Predicting infectious disease epidemics, probing gene regulatory networks with memory functions, explaining microbial growth/yield trade-offs
Check out our Editors-in-Chief’s selection of papers from the February issue of PLOS Computational Biology:
Prediction of infectious disease epidemics via weighted density ensembles
Public health agencies such as the US Centers for Disease Control and Prevention would like to have as much information as possible when planning interventions intended to reduce and prevent the spread of infectious disease. For instance, accurate and reliable predictions of the timing and severity of the influenza season could help with planning how many influenza vaccine doses to produce and by what date they will be needed. Many different mathematical and statistical models have been proposed to model influenza and other infectious diseases, and these models have different strengths and weaknesses. In particular, one or another of these model specifications is often better tha n the others in different seasons, at different times within the season, and for different prediction targets (such as different measures of the timing or severity of the influenza season). In this article, Evan L. Ray and Nicholas G. Reich explore ensemble methods that combine predictions from multiple “component” models. They find that these ensemble methods do about as well as the best of the component models in terms of aggregate performance across multiple seasons, but that the ensemble methods have more consistent performance across different seasons. This improved consistency is valuable for planners who need predictions that can be trusted under all circumstances.

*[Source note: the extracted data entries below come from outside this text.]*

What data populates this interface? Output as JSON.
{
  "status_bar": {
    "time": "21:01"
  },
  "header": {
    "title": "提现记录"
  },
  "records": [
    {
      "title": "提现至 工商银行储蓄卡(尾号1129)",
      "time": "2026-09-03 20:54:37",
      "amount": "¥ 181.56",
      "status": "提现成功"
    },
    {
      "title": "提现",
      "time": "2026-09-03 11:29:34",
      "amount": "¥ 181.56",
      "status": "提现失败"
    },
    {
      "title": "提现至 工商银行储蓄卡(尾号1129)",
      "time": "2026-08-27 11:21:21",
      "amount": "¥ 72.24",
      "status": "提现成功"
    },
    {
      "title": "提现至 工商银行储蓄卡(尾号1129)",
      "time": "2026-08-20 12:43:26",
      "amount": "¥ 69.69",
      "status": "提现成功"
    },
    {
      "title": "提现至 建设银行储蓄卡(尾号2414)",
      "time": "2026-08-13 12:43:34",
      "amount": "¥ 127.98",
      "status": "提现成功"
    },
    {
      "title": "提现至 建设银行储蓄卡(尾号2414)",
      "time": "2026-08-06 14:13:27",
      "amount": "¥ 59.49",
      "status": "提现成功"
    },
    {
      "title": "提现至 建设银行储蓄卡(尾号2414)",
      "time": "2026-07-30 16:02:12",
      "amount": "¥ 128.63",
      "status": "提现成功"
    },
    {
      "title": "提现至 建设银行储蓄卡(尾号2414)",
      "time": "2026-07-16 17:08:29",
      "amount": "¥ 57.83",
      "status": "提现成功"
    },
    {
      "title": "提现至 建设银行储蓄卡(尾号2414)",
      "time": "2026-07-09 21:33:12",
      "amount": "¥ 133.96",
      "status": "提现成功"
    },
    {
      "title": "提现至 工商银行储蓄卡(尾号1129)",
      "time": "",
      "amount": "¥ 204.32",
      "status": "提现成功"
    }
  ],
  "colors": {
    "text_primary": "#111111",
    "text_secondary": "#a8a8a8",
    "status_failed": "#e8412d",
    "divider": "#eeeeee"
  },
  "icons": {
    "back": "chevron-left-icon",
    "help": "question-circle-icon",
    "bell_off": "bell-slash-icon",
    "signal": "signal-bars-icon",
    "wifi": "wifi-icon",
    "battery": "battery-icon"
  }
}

Memory functions reveal structural properties of gene regulatory networks
Gene regulatory networks are essential for cell fate specification and function. But the recursive links that comprise these networks often make determining their properties and behaviour complicated; computational models of these networks can also be difficult to decipher. To reduce the complexity of such models Peter Sollich and colleagues employ a Zwanzig-Mori projection approach. This allows a system of ordinary differential equations, representing a network, to be reduced to an arbitrary subnetwork consisting of part of the initial network, with the rest of the network (bulk) captured by memory functions. These memory functions account for the bulk by describing signals that return to the subnetwork after some time, having passed through the bulk. They show how this approach can be used to simplify analysis and to probe the behaviour of a gene regulatory network. Applying the method to a transcriptional network in the vertebrate neural tube reveals previously unappreciated properties of the network. By taking advantage of the structure of the memory functions they identify interactions within the network that are unnecessary for sustaining correct patterning. Upon further investigation the authors find that these interactions are important for conferring robustness to variation in initial conditions. Taken together they demonstrate the validity and applicability of the Zwanzig-Mori projection approach to gene regulatory networks.
Metabolic enzyme cost explains variable trade-offs between microbial growth rate and
yield
When cells compete for nutrients, those that grow faster and produce more offspring per time are favored by natural selection. In contrast, when cells need to maximize the cell number at a limited nutrient supply, fast growth does not matter and an efficient use of nutrients (i.e. high biomass yield) is essential. This raises a basic question about metabolism: can cells achieve high growth rates and yields simultaneously, or is there a conflict between the two goals? Using a new modeling method called Enzymatic Flux Cost Minimization (EFCM), Wolfram Liebermeister and colleagues predict cellular growth rates and find that growth rate/yield trade-offs and the ensuing preference for enzyme-efficient or substrate-efficient metabolic pathways are not universal, but depend on growth conditions such as external glucose and oxygen concentrations.